The no-win situation that Facebook often finds itself in when it comes to censorship of content on the social network reared its ugly head again this week with the controversy over whether videos depicting beheading should be allowed or deleted.
BBC News reported Monday that Facebook reversed a decision it made in May to ban videos of decapitations and other types of extreme violence, with a spokeswoman for the social network telling BBC News:
Facebook has long been a place where people turn to share their experiences, particularly when they’re connected to controversial events on the ground, such as human-rights abuses, acts of terrorism, and other violent events.
People are sharing this video on Facebook to condemn it. If the video were being celebrated, or the actions in it encouraged, our approach would be different.
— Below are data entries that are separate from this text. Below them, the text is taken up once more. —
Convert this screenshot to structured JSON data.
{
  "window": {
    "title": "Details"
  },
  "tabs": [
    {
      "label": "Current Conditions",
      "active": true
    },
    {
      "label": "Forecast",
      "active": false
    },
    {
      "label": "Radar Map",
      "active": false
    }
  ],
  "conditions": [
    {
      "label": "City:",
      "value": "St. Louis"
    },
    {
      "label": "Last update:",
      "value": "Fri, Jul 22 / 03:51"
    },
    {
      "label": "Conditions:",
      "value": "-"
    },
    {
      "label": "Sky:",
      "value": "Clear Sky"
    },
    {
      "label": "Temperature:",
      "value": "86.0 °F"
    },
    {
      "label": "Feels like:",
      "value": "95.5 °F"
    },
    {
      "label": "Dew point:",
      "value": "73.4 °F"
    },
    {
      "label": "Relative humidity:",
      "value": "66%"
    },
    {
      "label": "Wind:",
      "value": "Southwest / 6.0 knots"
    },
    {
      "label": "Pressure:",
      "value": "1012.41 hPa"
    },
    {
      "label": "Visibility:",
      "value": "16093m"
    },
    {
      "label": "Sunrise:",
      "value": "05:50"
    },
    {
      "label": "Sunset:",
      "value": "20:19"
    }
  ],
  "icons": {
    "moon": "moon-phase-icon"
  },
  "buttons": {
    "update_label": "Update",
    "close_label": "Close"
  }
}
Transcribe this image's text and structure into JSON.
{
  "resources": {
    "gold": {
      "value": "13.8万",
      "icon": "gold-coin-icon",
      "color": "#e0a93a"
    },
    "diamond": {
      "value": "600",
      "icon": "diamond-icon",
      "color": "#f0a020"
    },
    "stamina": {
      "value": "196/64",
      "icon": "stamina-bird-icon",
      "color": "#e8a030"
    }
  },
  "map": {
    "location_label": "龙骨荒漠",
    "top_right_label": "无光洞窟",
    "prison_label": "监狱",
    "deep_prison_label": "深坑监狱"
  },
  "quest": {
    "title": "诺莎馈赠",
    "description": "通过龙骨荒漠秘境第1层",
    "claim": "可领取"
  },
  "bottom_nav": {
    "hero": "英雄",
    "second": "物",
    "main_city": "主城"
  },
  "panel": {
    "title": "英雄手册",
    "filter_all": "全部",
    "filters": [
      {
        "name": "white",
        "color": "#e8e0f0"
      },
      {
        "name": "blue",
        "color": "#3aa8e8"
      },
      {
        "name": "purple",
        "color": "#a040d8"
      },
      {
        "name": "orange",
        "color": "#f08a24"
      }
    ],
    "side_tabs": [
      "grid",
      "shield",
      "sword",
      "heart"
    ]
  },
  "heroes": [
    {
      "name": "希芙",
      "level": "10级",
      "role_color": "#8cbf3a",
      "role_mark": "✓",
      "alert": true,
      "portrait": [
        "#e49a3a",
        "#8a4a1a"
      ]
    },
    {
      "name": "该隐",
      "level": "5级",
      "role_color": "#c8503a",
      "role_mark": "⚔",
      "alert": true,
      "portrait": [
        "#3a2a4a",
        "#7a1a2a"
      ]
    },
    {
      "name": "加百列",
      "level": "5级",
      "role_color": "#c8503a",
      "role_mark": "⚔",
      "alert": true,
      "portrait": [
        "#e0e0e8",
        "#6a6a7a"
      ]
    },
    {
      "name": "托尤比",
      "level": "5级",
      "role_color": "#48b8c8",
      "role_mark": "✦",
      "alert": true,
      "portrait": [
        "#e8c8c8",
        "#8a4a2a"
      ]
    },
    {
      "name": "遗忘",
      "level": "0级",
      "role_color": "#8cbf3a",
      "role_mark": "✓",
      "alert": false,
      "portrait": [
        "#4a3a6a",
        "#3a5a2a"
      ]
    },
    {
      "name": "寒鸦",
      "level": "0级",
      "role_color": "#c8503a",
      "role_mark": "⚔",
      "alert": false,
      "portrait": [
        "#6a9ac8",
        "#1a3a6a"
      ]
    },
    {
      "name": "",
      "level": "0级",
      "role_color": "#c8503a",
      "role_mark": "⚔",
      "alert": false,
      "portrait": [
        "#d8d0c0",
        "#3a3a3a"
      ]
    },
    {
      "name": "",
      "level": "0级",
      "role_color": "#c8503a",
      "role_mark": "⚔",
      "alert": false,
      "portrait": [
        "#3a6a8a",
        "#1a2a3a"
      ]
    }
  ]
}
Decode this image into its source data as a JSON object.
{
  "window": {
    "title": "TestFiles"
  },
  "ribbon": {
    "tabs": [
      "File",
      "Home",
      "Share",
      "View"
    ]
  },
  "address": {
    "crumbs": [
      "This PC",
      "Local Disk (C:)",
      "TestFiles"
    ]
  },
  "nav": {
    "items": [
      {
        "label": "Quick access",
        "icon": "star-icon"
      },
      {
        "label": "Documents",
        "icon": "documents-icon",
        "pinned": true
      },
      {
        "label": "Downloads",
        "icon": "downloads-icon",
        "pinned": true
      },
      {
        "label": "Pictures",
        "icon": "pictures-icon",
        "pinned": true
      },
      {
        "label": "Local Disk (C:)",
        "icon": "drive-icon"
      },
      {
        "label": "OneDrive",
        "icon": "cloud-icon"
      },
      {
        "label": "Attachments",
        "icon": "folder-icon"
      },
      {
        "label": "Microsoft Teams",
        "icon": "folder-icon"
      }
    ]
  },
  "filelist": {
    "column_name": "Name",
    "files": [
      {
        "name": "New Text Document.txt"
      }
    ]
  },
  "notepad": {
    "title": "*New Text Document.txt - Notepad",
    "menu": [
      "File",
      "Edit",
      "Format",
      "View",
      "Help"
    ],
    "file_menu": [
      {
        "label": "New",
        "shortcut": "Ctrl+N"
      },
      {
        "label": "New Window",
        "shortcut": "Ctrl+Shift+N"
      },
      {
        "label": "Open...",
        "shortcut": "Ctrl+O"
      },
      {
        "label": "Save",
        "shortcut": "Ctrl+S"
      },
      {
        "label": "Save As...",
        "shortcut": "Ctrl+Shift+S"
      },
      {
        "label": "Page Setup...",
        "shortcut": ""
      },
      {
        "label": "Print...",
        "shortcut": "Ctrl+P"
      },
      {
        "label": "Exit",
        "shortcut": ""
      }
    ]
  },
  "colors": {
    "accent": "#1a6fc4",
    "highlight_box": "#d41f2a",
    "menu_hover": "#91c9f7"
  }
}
However, since some people object to graphic video of this nature, we are working to give people additional control over the content they see. This may include warning them in advance that the image they are about to see contains graphic content.
It’s irresponsible of Facebook to post beheading videos, especially without a warning. They must explain their actions to worried parents.
Cameron was far from the only opponent of Facebook’s policy reversal, with BBC News also sharing condemnations from:
Family Online Safety Institute CEO Stephen Balkam:
I would have expected a heads-up on this. I went to have a look at the video, and there’s no warning label, nor is there any condemnatory context. It’s just sort of up there, and the first image you are presented with is a woman’s head being held by a guy.
I’m very unhappy that these have gone back up and that they have gone up without any warning. First thing tomorrow morning, I intend to raise this with Facebook.
Childnet International CEO Will Gardner:
Such content should be taken down. There is a need to raise issues happening around the world, there is that argument, but some content is horrific. We would want to see steps to try and protect people from coming across such content. I’ll tell Facebook what our view is, absolutely.
U.K. Council for Child Internet Safety Board Member John Carr:
I have seen some of these videos — they are profoundly shocking. Facebook has taken leave of its senses. Those videos will fuel countless nightmares among the young and the sensitive.
Yellow Ribbon Program (Northern Island) Head Arthur Cassidy:
It only takes seconds of exposure to such graphic material to leave a permanent trace — particularly in a young person’s mind. The more graphic and colorful the material is, the more psychologically destructive it becomes.
Jeremie Zimmermann, co-founder of French digital rights group La Quadrature du Net:
It shows how much Facebook is in power to decide whatever will or will not be expressed through its network.
It plays a profoundly anti-democratic role when it makes any such choice, whatever the limits are and whatever the good reasons it uses to make the decision. Only a judicial authority should be able to restrict fundamental freedoms according to the rule of law.
The decision has also angered authorities and advertisers. The South Australia Police unsuccessfully attempted to convince Facebook to remove the video, and Director of Media and Public Engagement Shelaye Boothey told BBC News:
Facebook advised us that it reviewed the video and found, “It did not violate our community standard on graphic violence. Our team then spoke with a representative of Facebook about the decision, but they were advised that the video would remain in place as a platform for community debate.
Ultimately, this is a decision that Facebook is entitled to make. However, anyone concerned with the publishing of the video should continue to express their concerns through the appropriate Facebook channels.
And the social network took steps to ensure that ads did not appear adjacent to the videos in question after Facebook advertiser Zipcar expressed its concerns, telling BBC News in a statement:
We want you to know that we do not condone this type of abhorrent content being circulated on Facebook. We have expressed to Facebook in the past the critical need to block offensive content from appearing, and we will continue to engage with them on this important matter.
However, Facebook often finds itself on the opposite end of the debate, coming under fire for its removal of photos of women who have undergone mastectomies to battle breast cancer, its removal of photos of women breast-feeding, and, more recently, its removal of a photo of a statue in a public park outside of Kansas City, which depicts a nude woman taking a photo of her exposed breasts.